In the house next door, also for sale, an agent has a signal that says “3 percent.” The man stops and says he would like to take a look.
The video may have been a joke, but its message was clear: many agents, now prohibited by making commission offers between private databases only of real estate, are not adapting to the intention of the agreement. Instead of encouraging buyers to negotiate rates on their own, they continue to press sellers to offer commissions of 5 or 6 percent, and then discuss the divisions of the commission between them.
These commission divisions are happening largely to the old form: telephone, email and text message. In a Tiktok video seen by The New York Times, a real estate coach in Virginia with 60,000 followers, trains their spectators on how to build a destination page for each of its listings that sends automated messages to the agents of the buyers who inform them about the commission they will receive if they bring a buyer.
“He only really took a matter of weeks, for most agents find an escape.
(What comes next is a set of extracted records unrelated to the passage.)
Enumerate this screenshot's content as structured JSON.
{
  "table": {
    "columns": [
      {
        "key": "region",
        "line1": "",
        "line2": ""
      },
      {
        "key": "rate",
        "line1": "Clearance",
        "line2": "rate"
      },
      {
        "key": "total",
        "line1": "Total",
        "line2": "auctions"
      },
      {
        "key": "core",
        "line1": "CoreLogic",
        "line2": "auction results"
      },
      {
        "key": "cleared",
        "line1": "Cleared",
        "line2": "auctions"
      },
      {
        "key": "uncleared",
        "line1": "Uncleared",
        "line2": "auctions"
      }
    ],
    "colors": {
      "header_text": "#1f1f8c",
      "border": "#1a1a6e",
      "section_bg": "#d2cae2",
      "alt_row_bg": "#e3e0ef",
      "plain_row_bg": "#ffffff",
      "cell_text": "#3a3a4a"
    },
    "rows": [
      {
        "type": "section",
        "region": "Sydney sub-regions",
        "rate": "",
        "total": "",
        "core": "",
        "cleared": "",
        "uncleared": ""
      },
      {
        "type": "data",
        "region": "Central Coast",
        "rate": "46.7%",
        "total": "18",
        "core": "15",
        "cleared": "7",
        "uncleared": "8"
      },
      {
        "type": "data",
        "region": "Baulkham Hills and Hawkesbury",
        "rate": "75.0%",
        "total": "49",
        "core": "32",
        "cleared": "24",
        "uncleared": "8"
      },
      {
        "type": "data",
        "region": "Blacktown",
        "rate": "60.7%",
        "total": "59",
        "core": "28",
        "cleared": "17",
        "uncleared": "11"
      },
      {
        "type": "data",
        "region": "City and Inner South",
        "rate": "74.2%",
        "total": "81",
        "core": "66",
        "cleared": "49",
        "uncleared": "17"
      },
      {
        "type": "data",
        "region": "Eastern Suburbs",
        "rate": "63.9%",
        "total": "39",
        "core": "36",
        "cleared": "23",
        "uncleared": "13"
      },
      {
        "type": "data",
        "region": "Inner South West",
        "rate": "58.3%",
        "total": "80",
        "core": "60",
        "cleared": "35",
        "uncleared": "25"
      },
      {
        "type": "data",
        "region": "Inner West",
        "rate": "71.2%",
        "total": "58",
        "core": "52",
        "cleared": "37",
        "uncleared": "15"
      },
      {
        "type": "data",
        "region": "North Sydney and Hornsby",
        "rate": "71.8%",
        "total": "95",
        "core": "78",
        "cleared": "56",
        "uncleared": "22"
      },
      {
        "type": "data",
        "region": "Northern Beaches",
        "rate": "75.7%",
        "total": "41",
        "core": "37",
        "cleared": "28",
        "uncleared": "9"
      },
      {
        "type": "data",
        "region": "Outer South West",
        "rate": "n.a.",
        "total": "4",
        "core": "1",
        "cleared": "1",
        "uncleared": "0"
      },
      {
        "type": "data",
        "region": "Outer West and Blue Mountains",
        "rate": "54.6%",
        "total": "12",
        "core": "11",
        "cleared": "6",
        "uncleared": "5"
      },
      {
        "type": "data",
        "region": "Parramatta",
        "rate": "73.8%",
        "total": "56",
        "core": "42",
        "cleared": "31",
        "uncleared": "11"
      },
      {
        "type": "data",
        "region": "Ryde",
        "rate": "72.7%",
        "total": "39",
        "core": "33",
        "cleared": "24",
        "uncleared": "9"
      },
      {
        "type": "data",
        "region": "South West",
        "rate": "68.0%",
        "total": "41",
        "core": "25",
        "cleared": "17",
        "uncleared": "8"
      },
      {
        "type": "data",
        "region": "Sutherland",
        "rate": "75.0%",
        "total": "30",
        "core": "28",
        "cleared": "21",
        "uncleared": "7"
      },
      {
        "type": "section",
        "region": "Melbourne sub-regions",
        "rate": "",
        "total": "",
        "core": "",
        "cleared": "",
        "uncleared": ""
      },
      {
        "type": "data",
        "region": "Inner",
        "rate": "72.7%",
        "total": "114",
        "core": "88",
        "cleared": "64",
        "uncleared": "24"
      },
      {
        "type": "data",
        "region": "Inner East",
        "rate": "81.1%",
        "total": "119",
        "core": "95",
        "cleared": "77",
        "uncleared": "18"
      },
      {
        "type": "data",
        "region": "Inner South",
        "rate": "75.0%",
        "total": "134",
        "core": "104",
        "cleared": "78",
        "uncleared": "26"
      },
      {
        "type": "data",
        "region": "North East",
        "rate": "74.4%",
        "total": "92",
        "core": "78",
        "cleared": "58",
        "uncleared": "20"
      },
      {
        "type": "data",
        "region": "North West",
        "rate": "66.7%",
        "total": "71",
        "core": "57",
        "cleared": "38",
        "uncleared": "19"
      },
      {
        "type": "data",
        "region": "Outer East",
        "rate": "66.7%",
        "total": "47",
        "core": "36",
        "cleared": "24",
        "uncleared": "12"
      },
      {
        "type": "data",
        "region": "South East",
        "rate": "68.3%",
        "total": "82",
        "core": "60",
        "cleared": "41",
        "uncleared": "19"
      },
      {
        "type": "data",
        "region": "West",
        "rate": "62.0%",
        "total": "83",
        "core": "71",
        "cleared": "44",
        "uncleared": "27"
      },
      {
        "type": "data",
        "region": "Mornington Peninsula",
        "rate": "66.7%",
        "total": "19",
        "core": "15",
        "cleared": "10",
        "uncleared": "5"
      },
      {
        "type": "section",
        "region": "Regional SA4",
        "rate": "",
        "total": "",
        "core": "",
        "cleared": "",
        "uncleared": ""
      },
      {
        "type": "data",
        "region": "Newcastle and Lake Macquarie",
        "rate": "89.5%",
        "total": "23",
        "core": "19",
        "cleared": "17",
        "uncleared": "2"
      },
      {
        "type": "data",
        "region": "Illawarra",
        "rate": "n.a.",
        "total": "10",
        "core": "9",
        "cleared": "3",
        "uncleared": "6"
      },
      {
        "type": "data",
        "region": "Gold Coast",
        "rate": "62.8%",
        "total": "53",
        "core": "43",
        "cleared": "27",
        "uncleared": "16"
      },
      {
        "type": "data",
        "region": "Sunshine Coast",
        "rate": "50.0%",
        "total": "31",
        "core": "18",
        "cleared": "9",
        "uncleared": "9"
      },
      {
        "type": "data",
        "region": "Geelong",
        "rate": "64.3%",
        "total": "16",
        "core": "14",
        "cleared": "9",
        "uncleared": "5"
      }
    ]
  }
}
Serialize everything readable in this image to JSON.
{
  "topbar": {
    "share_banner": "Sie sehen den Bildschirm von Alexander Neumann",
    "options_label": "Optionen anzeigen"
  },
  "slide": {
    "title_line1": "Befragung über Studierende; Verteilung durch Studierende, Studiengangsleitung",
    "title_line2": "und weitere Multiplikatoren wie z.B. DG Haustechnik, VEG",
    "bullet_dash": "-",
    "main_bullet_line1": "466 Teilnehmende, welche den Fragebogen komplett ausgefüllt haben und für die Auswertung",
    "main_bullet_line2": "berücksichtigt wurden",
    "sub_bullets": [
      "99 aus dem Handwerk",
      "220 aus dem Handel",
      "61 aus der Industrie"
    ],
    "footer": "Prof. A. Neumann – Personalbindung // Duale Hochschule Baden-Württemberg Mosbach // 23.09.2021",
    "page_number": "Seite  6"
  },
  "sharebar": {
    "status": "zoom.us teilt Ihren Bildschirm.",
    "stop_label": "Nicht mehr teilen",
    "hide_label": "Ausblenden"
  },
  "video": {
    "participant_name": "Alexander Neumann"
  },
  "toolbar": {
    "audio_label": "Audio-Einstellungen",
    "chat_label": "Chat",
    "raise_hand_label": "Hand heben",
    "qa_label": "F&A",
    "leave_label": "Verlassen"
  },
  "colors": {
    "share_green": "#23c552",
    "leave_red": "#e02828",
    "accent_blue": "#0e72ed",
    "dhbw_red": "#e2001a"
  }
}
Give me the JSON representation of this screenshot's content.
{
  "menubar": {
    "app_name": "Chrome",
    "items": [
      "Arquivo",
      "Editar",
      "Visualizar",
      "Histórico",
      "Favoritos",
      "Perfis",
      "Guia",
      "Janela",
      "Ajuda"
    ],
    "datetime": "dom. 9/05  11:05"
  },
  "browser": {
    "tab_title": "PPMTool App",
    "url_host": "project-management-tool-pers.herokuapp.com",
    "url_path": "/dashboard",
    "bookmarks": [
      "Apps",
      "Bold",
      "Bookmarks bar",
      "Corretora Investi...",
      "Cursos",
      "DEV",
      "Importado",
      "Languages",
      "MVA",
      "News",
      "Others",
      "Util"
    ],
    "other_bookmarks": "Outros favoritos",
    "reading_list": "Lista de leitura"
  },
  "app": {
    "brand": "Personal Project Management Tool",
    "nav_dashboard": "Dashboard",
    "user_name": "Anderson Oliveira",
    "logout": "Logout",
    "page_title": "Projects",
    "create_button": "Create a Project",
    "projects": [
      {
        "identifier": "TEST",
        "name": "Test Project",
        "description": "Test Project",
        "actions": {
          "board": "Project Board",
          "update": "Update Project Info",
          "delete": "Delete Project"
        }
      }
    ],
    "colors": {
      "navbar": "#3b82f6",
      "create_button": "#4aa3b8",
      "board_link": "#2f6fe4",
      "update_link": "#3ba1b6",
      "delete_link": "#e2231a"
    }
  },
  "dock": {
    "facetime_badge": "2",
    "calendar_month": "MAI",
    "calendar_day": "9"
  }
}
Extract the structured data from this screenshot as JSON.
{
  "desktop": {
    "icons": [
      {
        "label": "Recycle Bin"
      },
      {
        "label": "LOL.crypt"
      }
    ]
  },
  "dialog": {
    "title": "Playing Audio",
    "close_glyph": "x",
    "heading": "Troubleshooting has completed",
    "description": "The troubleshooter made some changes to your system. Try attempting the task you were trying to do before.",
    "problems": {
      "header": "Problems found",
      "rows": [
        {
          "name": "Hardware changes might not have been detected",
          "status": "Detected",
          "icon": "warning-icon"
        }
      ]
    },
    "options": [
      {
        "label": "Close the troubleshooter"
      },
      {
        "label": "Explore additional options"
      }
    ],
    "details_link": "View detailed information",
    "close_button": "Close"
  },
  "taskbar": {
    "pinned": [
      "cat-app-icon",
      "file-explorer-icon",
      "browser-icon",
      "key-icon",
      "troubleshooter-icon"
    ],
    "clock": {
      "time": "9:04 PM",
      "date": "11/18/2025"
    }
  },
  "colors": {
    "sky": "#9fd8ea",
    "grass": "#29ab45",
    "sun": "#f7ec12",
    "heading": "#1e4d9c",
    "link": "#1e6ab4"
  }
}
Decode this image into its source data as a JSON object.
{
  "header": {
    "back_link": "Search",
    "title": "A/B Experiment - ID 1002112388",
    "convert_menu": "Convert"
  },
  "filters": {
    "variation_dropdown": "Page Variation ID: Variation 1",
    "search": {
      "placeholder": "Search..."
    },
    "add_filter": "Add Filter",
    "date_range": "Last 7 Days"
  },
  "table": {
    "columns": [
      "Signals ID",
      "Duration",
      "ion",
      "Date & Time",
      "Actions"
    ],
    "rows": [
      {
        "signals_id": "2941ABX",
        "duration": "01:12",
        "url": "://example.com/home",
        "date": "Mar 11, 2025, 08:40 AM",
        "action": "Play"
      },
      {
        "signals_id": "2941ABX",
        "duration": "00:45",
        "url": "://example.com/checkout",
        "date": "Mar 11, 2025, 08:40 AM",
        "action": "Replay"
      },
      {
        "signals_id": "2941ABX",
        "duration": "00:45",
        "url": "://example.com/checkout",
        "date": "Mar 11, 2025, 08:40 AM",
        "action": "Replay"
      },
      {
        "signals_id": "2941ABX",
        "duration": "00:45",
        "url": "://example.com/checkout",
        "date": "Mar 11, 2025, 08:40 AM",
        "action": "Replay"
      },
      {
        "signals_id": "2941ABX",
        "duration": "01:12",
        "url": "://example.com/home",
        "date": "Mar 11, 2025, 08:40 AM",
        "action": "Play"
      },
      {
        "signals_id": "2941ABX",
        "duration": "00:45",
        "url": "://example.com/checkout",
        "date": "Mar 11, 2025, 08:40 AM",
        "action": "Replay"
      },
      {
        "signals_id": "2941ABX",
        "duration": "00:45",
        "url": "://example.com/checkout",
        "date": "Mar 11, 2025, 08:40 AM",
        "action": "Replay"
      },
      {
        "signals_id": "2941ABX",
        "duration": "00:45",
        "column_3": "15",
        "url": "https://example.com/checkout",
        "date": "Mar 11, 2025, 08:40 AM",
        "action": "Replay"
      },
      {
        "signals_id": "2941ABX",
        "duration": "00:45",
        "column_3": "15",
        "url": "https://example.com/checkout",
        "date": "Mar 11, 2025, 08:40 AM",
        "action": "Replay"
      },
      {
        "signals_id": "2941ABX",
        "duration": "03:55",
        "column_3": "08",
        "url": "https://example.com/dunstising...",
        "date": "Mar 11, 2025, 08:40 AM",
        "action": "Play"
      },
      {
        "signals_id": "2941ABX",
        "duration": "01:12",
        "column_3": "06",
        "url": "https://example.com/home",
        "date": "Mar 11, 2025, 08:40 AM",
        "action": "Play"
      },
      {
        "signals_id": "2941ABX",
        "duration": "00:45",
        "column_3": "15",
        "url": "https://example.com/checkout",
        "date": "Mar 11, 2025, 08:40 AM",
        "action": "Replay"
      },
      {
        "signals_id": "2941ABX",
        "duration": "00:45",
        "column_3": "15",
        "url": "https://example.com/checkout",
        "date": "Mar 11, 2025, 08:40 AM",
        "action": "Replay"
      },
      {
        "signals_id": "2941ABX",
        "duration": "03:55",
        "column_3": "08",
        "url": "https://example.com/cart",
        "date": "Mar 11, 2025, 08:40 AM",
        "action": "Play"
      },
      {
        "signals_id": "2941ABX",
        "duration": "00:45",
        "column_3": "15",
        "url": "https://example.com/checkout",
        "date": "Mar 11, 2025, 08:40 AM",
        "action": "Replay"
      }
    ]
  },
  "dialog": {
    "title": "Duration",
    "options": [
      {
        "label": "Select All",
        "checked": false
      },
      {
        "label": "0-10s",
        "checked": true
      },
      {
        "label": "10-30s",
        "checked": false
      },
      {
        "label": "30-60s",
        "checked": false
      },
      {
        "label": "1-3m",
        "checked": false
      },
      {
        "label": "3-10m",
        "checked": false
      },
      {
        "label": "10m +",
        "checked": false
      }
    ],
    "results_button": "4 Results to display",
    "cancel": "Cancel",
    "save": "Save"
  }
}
It is almost a joke “ Nick AUFENKAMP said, a real estate agent in Washington who began a coaching business, the Bricket Buyers Academy, after the agreement to help buyers learn how to represent themselves in real estate transactions.
“There is a great reluctance to see any change in this industry,” said Aufenkamp. He estimates that he has trained 30 customers who wanted to represent a purchase of a house and ran into a wall.
The National Association of Real Estate Agents “is resolutely opposed to any attempt to avoid the agreement,” said a spokesman, Troy Green, who added that any attempt of the agents to influence the decisions of the buyers or vendors to obtain more commission “is not equally something that Nar leads.” The organization has an information sheet on its website that explains that address is a violation of its ethics code.
But Mr. Green added that the settlement “expresses” agents “to communicate commission offers with each other in places outside the MLS databases.
And there is the rubbing, said Doug Miller, a Minnesota lawyer who five years ago presented one of the first lawsuits for commissions inflated to Cohen Milstein, a law firm in Chicago.
“The Nar settlement resolves the direction of the MLS. He did not solve the address, ”he said. “Sharing is affectionate. Unless you are a real estate agent, and then it is collusion. “
Some agents have resorted to the legislative process to protect the exchange of commissions. A few months after Nar lost his lawsuit, Oklahoma’s state senator, Paul Rosino, a former corridor, co -crocked a bill that required agents on both sides of a transaction to share his written fees. With the support of the influential real estate association of Oklahoma, that bill approved, and entered into force in May.
The New York Times interviewed 15 buyers and vendors throughout the country, from Colorado to Ohio, Arizona and beyond, who said they were blocked from the market when they tried to negotiate commissions or navigate in transactions without a real estate agent.
In Boulder, the list of Mr. Chambers’s house caught the attention of a local real estate agent, Lindsay Alfano. Mrs. Alfano, 25, has been agent for two years. She said that Chambers had promised to pay the commission of agents of a buyer, and told other agents of her brokerage, Exp, that she planned to show the house to her buyers.
He received text messages mocking her and encouraging her to change course. The New York Times reviewed the messages.
“You’re working for free,” said a colleague.
“Sell your own listings,” another wrote. “This is shameful.”
Mrs. Alfano described the reaction of her companions as a revealing. “The number of people who were so afraid that this guy had access to what we do was a rude awakening for me,” he said in an interview. “The word is direction. If you are worried how much they will pay you based on the house that your client loves, you are doing it for the wrong reasons. ”
Mr. Chambers found a buyer in early March and his house is now in contract. He is now concentrated, he said, in building a new company that says that “the real estate industry will interrupt.”
“I wanted to pay someone for their services, of course, but I don’t want to just light money in flames because there is a system that forces me to do it,” he said.